We can confirm our result with the scikit-learn library using the chi2 function. The following code chunk computes chi-square value for each feature. For the returned tuple, the first element is the chi-square scores, the scores are better if greater. The second element is the p-values, they are better if smaller.

In [8]:
chi2score = chi2(X_dtm, y)
chi2score

Out[8]:
(array([ 1.        ,  0.        ,  3.        ,  0.33333333,  6.        ,
1.        ,  3.        ,  1.        ]),
array([ 0.60653066,  1.        ,  0.22313016,  0.84648172,  0.04978707,
0.60653066,  0.22313016,  0.60653066]))

Scikit-learn provides a SelectKBest class that can be used with a suite of different statistical tests.

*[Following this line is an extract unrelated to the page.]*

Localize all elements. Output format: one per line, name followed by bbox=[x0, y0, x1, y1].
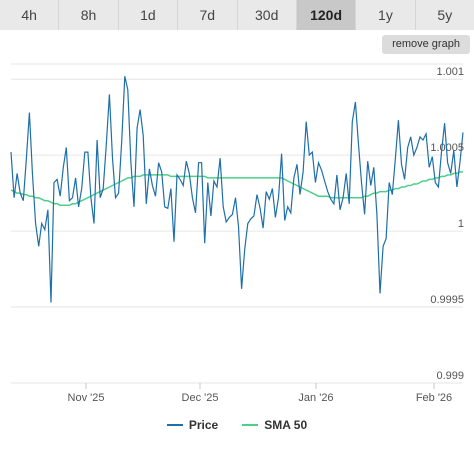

It will rank the features with the statistical test that we've specified and select the top k performing ones (meaning that these terms is considered to be more relevant to the task at hand than the others), where k is also a number that we can tweak.

In [9]:
kbest = SelectKBest(score_func = chi2, k = 4)
X_dtm_kbest = kbest.fit_transform(X_dtm, y)
X_dtm_kbest

Out[9]:
array([[0, 0, 0, 1],
[0, 0, 0, 0],
[0, 2, 0, 0],
[1, 0, 1, 0]], dtype=int64)

For the Chi-Square feature selection we should expect that out of the total selected features, a small part of them are still independent from the class. In text classification, however, it rarely matters when a few additional terms are included the in the final feature set. All is good as long as the feature selection is ranking features with respect to their usefulness and is not used to make statements about statistical dependence or independence of variables.